O Livro III trata das infiexões (difrações) e contém apenas uma parte, ao fim da qual se lê: "como não terminei essa parte do meu projeto, concluirei propondo apenas algumas questões, na expectativa de que uma pesquisa adicional seja feita por outros". Seguem-se então 31 questões, geralmente iniciadas por uma negativa, mais com o intuito de fazer suposições, levantar possibilidades a serem investigadas, do que fazer afirmações categóricas. Essas questões podem ser agrupadas por temas nas seguintes categorias: 1-6, Refiexão, refração, infiexão; 5-11, calor e fogo; 12-17, a visão humana; 18-22, o éter; 23-24, vibrações do éter; 25-27, outras propriedades da luz; 28-31, a luz não é movimento ou pressão, mas corpúsculo. Assim, ao se fazer referência à discussão contida em cada uma das questões, é necessário levar em conta o tema do qual ela trata, ou seja, a pergunta proposta. Retirar uma resposta de seu contexto pode induzir o leitor a equívocos.

Se o leitor estiver interessado em conhecer uma possível posição de Newton com respeito à natureza da luz, é conveniente iniciar pela Questão 28:

Não são errôneas todas as hipóteses segundo as quais a luz consistiria em pressão ou movimento propagado através de um meio fiuido? Pois em todas essas hipóteses os fenômenos da luz têm sido explicados até aqui supondo-se que eles resultam de novas modificações dos raios, o que é uma suposição errônea.
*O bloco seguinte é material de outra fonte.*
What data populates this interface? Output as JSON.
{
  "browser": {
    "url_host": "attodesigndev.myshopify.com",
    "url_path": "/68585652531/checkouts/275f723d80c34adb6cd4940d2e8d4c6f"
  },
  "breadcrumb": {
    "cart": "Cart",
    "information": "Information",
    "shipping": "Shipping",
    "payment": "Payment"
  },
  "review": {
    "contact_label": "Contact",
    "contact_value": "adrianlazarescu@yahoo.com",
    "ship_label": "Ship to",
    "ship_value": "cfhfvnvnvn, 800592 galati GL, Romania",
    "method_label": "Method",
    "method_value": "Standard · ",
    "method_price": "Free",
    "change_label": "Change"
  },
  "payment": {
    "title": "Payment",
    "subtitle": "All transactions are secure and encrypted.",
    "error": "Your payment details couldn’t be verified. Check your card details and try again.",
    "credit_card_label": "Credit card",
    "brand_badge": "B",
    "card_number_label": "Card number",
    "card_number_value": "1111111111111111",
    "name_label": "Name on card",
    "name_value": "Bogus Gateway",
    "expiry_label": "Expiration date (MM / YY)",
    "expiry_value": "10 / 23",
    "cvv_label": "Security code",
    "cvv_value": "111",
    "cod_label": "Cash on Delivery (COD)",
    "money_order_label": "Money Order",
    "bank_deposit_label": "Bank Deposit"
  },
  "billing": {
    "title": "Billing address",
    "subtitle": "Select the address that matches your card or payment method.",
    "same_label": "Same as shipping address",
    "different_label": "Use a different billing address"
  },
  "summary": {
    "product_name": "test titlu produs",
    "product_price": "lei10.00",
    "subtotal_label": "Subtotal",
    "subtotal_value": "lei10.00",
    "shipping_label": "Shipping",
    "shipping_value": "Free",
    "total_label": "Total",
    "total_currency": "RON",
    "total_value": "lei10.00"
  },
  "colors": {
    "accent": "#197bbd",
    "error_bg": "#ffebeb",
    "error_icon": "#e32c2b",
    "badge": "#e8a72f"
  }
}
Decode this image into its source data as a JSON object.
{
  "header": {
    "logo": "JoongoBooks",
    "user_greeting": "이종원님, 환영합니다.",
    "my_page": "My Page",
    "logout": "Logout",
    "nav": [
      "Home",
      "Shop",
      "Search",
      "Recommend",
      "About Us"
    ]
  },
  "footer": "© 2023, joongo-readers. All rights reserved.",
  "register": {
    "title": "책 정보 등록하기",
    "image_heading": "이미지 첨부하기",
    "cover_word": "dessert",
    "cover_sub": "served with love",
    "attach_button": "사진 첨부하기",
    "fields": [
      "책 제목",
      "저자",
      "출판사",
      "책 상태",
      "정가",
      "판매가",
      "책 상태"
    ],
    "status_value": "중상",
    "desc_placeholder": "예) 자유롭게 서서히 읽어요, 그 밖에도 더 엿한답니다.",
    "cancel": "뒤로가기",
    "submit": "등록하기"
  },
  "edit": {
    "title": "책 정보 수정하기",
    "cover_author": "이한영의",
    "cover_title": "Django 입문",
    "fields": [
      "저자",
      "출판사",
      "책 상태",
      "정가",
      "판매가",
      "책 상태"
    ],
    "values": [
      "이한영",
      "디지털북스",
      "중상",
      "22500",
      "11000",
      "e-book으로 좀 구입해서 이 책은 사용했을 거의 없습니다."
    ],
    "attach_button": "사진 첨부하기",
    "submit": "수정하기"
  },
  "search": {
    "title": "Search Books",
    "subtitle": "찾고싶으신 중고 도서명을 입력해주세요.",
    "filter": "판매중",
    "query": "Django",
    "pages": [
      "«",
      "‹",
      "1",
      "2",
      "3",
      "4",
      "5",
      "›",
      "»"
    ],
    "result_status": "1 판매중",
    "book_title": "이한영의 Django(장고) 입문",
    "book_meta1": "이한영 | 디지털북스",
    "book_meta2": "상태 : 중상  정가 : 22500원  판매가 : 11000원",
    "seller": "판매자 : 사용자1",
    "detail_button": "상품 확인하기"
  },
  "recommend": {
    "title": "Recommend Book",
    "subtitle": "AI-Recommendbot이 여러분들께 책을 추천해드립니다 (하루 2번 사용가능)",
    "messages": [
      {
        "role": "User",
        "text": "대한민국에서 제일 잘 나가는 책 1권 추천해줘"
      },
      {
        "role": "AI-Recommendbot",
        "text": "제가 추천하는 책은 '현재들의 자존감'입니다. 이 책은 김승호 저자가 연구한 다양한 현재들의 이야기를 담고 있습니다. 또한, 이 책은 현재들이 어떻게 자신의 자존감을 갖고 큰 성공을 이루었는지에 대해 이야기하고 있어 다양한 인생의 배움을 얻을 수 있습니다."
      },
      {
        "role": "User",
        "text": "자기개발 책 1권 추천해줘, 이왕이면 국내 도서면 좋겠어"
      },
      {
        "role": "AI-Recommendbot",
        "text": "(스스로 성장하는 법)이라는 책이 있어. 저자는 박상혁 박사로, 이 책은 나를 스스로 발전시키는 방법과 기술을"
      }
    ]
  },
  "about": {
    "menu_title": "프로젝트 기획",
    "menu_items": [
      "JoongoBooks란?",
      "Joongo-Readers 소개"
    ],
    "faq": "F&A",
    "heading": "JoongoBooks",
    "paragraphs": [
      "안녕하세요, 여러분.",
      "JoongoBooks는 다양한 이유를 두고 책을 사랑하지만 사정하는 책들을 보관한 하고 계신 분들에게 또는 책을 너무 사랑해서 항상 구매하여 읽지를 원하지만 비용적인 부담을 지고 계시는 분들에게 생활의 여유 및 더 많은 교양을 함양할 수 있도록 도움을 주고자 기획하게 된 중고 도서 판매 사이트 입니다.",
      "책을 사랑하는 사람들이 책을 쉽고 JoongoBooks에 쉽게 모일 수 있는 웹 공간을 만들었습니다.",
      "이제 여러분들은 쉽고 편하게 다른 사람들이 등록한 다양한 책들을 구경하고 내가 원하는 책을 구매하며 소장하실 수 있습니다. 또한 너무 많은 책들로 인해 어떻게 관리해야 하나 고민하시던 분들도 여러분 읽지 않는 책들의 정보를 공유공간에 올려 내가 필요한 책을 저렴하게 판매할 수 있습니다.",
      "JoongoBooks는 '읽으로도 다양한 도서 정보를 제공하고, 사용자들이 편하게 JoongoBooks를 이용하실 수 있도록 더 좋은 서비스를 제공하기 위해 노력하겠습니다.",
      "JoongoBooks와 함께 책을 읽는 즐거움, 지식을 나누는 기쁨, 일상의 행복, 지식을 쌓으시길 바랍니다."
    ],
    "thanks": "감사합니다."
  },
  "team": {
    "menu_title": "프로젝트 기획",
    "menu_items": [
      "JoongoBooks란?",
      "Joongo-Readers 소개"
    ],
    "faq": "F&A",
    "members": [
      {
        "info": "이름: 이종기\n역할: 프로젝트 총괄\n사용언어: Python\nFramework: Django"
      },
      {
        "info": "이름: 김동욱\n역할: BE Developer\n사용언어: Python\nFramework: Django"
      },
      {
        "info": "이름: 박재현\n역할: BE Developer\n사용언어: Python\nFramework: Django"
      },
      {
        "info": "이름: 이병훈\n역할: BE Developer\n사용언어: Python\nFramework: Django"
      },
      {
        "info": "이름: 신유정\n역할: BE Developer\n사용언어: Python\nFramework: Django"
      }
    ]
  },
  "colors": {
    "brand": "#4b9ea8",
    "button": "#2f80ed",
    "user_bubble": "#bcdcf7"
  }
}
Entretanto, Young, em seu texto de 1801, não se preocupa com essas últimas questões e faz apenas uma breve referência a de número 28. Ele prefere as questões que tratam da visão humana e do éter. Estudemo-las então com um pouco mais de detalhe.

A visão humana é discutida nas questões 12 a 17. A Questão 12 propõe a seguinte interrrogação: "Os raios de luz, ao incidir sobre o fundo dos olhos, não excitam vibrações na tunica retina? Vibrações essas que, propagando-se ao longo das fibras sólidas dos nervos óticos para o cérebro, geram o sentido da visão?". Fica muito claro que o autor não se refere à natureza da luz, nem à sua propagação pelo espaço, mas ao mecanismo da visão e a forma como a sensação é conduzida dos olhos ao cérebro: por meio de um modelo mecânico, como não poderia deixar de ser, afinal o mecanicismo parecia aplicar-se a todos os fenômenos do universo, inclusive ao corpo humano. Assim, as fibras nervosas não conduzem luz, simplesmente propagam vibrações mecânicas produzidas pelo choque dos corpúsculos de luz contra a tunica retina.

A Questão 13 discute a relação entre as diversas cores percebidas e os tipos de raios que as excitam; a 14, a harmonia e a discordância das cores resultariam das propagações das vibrações através das fibras nervosas. O funcionamento do corpo humano para a percepção da luz seria muito semelhante ao da percepção do som. A discussão aqui não se refere a propagação de ondas luminosas no ar, mas à percepção do estímulo pelo organismo humano, seja o estímulo uma onda sonora, a pressão dos dedos sobre os olhos ou os golpes das partículas de luz.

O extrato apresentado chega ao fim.